When a dog attacks, it's very easy to play the blame game, but it's not always that simple. Any dog can attack when forced into a situation where they feel threatened or scared. But a lot of the times these attacks take place, they follow a pattern: How the dogs were reared, their socialisation with other dogs and humans, their environment, food, amount of exercise, and if male dogs, whether they've been neutered... It's a complex number of factors that bring a dog to attack.

If this was the case of a human attacking another human, the investigation would dig deep in to the history of the perpetrator: Had they been a victim of violence or abuse themselves? What was their education? Do they have a history of substance abuse? It has to be the same with dogs. The same rules need to be applied; it's pointless putting down the dog and prosecuting the owner if we learn nothing about how the attack came to happen: What was the temperament of the parents of the dog, why was it bred, where was it bred?

On Gumtree, upon searching for 'dog for sale' in the UK, nearly 7,200 adverts come up. Dogs are now bought and sold like disposable objects, with people breeding, selling and buying dogs on a whim, without the proper thought, consideration and preparation it takes to ensure you're bringing the right dog into your life.

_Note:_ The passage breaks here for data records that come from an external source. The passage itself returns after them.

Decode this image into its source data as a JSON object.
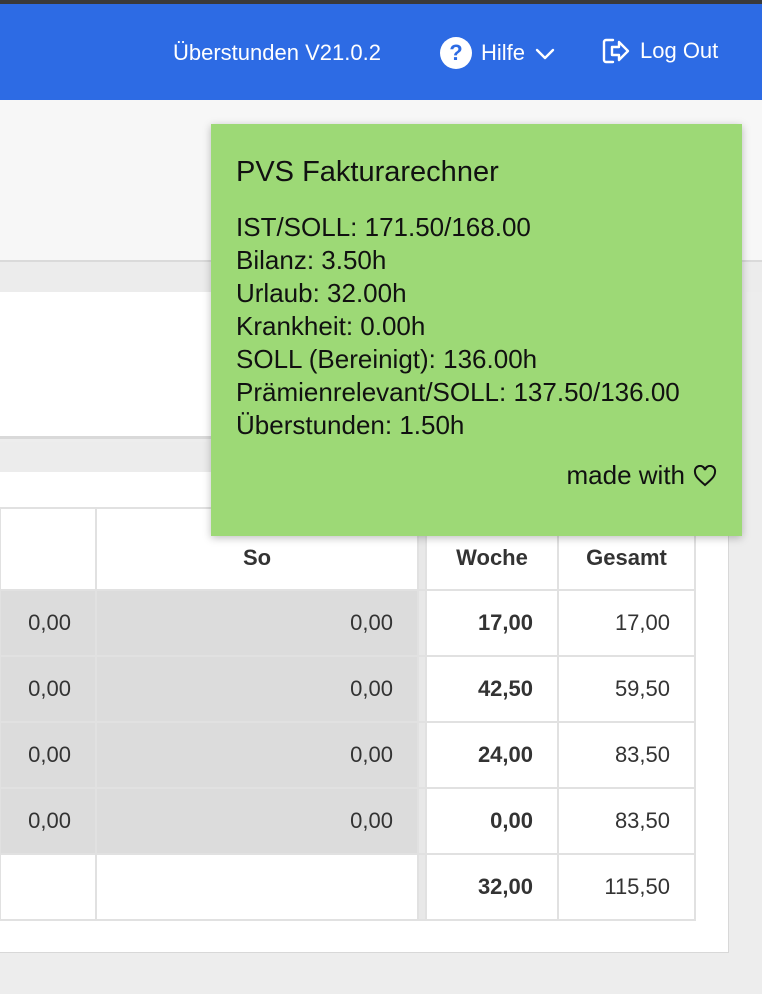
{
  "navbar": {
    "version": "Überstunden V21.0.2",
    "help_label": "Hilfe",
    "logout_label": "Log Out",
    "color": "#2d6be4"
  },
  "tooltip": {
    "title": "PVS Fakturarechner",
    "lines": [
      "IST/SOLL: 171.50/168.00",
      "Bilanz: 3.50h",
      "Urlaub: 32.00h",
      "Krankheit: 0.00h",
      "SOLL (Bereinigt): 136.00h",
      "Prämienrelevant/SOLL: 137.50/136.00",
      "Überstunden: 1.50h"
    ],
    "footer": "made with",
    "background": "#9dd976"
  },
  "table": {
    "headers": [
      "",
      "So",
      "",
      "Woche",
      "Gesamt"
    ],
    "rows": [
      [
        "0,00",
        "0,00",
        "",
        "17,00",
        "17,00"
      ],
      [
        "0,00",
        "0,00",
        "",
        "42,50",
        "59,50"
      ],
      [
        "0,00",
        "0,00",
        "",
        "24,00",
        "83,50"
      ],
      [
        "0,00",
        "0,00",
        "",
        "0,00",
        "83,50"
      ],
      [
        "",
        "",
        "",
        "32,00",
        "115,50"
      ]
    ]
  }
}
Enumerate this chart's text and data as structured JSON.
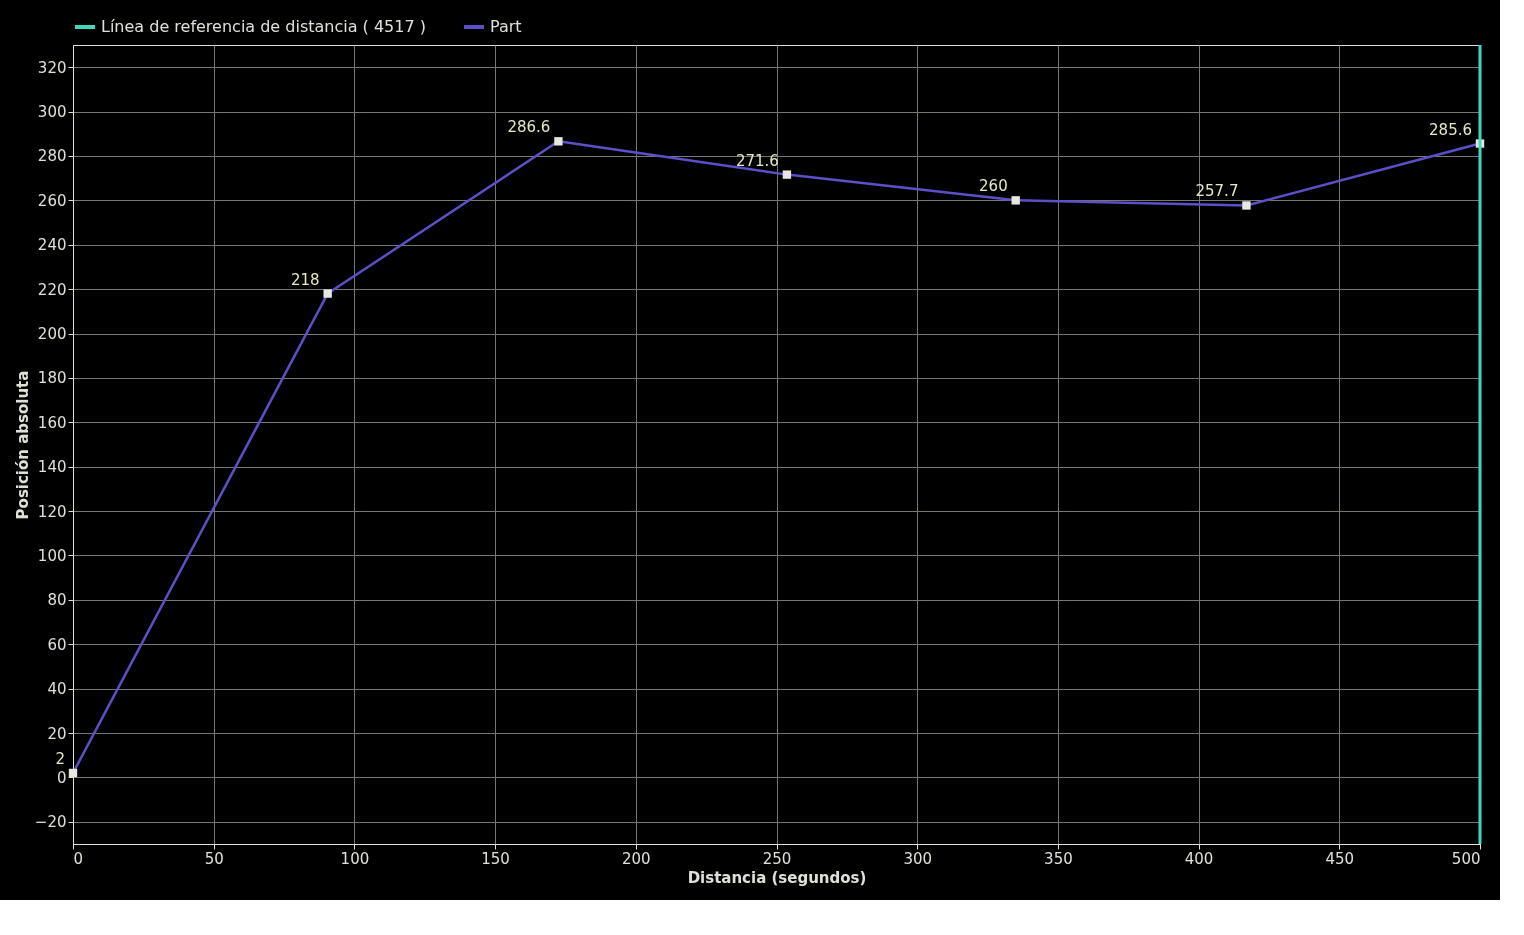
{
  "chart_data": {
    "type": "line",
    "xlabel": "Distancia (segundos)",
    "ylabel": "Posición absoluta",
    "xlim": [
      0,
      500
    ],
    "xticks": [
      0,
      50,
      100,
      150,
      200,
      250,
      300,
      350,
      400,
      450,
      500
    ],
    "ylim": [
      -30,
      330
    ],
    "yticks": [
      -20,
      0,
      20,
      40,
      60,
      80,
      100,
      120,
      140,
      160,
      180,
      200,
      220,
      240,
      260,
      280,
      300,
      320
    ],
    "ref_lines": [
      {
        "axis": "x",
        "value": 500,
        "label": "Línea de referencia de distancia ( 4517 )",
        "color": "#40d8c0"
      }
    ],
    "grid": true,
    "legend": "top left",
    "marker": "square",
    "line_style": "solid",
    "series": [
      {
        "name": "Part",
        "color": "#5a50c8",
        "x": [
          0,
          90.5,
          172.5,
          253.7,
          335,
          417,
          500
        ],
        "values": [
          2,
          218,
          286.6,
          271.6,
          260,
          257.7,
          285.6
        ],
        "data_labels": true
      }
    ]
  }
}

A dog becomes aggressive and attacks because at some point in it's life, (even in the breeding process; not the breed of dog but the nature of the dog's parents, and the breeder themselves), bad decisions were made that consequently, resulted in the dog attacking a human.

We need to get to the bottom of why this most recent dog attack came about. Yes, the dogs will have been put down, and the owner will doubtlessly be prosecuted, but finger pointing and knee-jerk reactions aren't helpful in preventing further attacks from other dogs.

All we're left with now is yet another child whose life has been ruined by yet another preventable dog attack.